As it happens, Dench is wrong about that last point (rat kings are made, not born) but even this fits since his comments continue to reveal other things he’s wrong about (like the necessity of burning down the house), leading KC to yet another moment of truth: “She studied Dench’s face as if – once again – she had no idea who he was.” This is not a one-time out-of-the-blue epiphany; KC is undergoing a process something like the reverse of the entwining of the rat’s tails. A process takes time.

Yes, it could be a cheap sensationalist ploy, your standard climatic moment, except the story earns it, first of all, and secondly, KC has an even more climactic moment later on with Milt. The denouement is almost out of a fairy tale; if I wanted to complain about a cheap ploy, that’d be my pick. Yet it fits.

She never saw the sick children themselves – except at night, when they were ghosts in white nightgowns and would stand on the stairwell landings and recite their names and wave – as she roamed the house, thinking of them as “her children” and then not thinking of them at all, as she sleeplessly straightened up, but she would hear of their lives.

I only realized once I started working on this post that I have no idea what the title refers to.
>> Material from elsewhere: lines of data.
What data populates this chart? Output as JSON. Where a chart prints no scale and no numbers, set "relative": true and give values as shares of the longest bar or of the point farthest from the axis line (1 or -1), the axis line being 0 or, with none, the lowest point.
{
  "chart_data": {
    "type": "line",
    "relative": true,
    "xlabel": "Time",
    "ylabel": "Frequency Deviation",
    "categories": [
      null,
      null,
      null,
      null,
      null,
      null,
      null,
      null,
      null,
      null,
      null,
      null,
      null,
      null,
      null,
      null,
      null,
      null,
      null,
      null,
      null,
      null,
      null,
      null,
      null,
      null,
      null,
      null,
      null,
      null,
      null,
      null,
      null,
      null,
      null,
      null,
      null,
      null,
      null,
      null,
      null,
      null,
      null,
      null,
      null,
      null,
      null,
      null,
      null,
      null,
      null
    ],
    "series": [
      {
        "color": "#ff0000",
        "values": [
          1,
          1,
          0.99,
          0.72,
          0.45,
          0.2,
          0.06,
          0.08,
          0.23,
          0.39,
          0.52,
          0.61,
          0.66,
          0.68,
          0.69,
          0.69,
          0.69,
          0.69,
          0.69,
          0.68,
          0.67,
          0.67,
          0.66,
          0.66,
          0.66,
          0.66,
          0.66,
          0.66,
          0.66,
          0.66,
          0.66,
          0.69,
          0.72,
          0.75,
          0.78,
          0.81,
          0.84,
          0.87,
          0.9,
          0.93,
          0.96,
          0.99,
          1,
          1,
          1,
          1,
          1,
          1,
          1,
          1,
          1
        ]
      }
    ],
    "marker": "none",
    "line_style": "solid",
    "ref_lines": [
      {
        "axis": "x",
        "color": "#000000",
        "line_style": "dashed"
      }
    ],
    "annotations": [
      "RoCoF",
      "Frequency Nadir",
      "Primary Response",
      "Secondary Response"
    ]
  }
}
But that’s ok; there’s plenty in the story to keep me busy. Maybe that’s why I overlooked the wings.

I underlined a lot in this story. Lines about Milt’s house; “Two front doors! Life was hard enough – having to make that kind of decision every day could wear a person out” reminded me of the Chekhov line, “Any idiot can face a crisis, it’s the day-to-day living that wears you out,” a sentiment I have pinned to my bulletin board, and on the pitifully understocked and neglected “Quotes” page of this blog. And I underlined (or bracketed) a lot of KC’s astute observations about her life with Dench:

With Dench she knew, in an unspoken way, that she was the one who was supposed to get them where ever it was they were going. She was supposed to be the GPS lady who, when you stop for gas, said, “Get back on the highway.” She tried to be that voice with Dench: stubborn, unflappable, keeping to the map and not setting what she knew the GPS lady really wanted to say, which was not “Recalculating” but “What in fucking hell are you thinking?”

Problem is, KC got a little lost herself, until a man with two front doors showed her a better map. Everyone needs a GPS lady sometimes.